No matter the cause, legally separating from one’s spouse is always an emotionally draining and stressful time – especially in the absence of a sound financial plan or agreement prior to the divorce. Unfortunately, it’s a topic we often avoid, as no one wishes to entertain thoughts about the end of a relationship, especially in the ‘honeymoon’ period. Talking about the possibility of divorce is also culturally regarded as inauspicious, or perceived as a sign of distrust in one’s partner.
In Part 1 of this Special Report, find out from Dato’ Fion Wong, a partner of Shang & Co who is actively involved in matrimonial and family law, how a legally-binding family financial plan can help to provide you with peace of mind. And how it, in fact, may help to protect your marriage.
Adelina: Has the number of divorce cases in Malaysia increased in recent years?
Dato’ Fion: Not substantially, perhaps also because there is a slight decrease in marriages. But what we know for a fact is that financial disputes are increasing. This is why I suggest that couples agree on a Family Financial Planning Agreement. So in the event that divorce happens, they’ll know what to expect and do not have to waste so much time and money on legal fees.
A: What would couples need to know when drafting out a Family Financial Planning Agreement, and what should go into that agreement?
DF: This is a very comprehensive, but very much underutilised, agreement in Malaysia. So couples, whether they’re already in marriage or anticipating marriage, should come across an agreement like this. It should cover how both parties can partner together with their incomes, their existing assets, and with future assets – or even whether they want to do so. They can plan out the goals they want to reach, such as where to get a house and in which year. There should shorter goals, as well as longer ones, such as education funds for the kids, or to retire at a certain age. So, both parties can actually know what to do with everything they have in a very practical way.

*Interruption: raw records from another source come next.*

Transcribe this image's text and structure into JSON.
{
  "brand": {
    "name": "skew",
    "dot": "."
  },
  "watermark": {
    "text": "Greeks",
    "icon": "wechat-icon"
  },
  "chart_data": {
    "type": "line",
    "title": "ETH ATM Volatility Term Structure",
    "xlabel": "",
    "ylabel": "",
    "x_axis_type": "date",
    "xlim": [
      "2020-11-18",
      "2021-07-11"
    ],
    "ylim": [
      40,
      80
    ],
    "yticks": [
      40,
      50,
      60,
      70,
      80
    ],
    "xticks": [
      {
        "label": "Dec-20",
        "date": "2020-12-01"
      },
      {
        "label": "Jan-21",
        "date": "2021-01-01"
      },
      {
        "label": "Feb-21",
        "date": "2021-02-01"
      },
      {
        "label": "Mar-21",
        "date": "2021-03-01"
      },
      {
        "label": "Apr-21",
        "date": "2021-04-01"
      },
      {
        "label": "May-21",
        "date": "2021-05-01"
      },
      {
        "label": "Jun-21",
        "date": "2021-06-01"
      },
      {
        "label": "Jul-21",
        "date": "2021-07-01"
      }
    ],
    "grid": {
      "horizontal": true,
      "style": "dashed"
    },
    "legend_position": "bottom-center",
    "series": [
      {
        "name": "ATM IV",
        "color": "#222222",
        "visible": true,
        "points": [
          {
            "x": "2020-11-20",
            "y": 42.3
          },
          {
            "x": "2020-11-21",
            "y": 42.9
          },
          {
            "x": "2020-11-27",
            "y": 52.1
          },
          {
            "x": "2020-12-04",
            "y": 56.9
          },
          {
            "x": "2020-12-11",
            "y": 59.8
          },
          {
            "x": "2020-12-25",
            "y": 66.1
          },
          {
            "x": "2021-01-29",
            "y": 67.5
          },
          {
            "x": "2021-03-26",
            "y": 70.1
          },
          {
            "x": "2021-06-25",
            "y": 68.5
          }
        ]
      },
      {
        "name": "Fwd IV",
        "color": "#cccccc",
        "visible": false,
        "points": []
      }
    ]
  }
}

In fact, I can see that nowadays, romantic relationships are more like a partnership. No matter who has more income, couples should actually start with a goal when it comes to shared finances. For example: “Do you think that we can afford to stay here? Do you think we can afford to send our children there?” You start with questions like these, and then plot your financial goals. When you have these plans drafted up by the professionals, you’re actually compelling each other to do as agreed. You wouldn’t sway and divert too much from what you’ve planned, and it should actually bring you to your goal.
This is what you can actually see in the Family Financial Planning Agreement. As for the second part of it, in the event divorce happens, both parties can decide to agree that the income derived from properties A are to be used for child maintenance, and properties B are to be used for what purpose. They can even draft out what they wish to do during the divorce and after it, For example, how are we going to do a separation and divide the assets. It’s very much advisable to go into as many details as possible, and not leave it vague.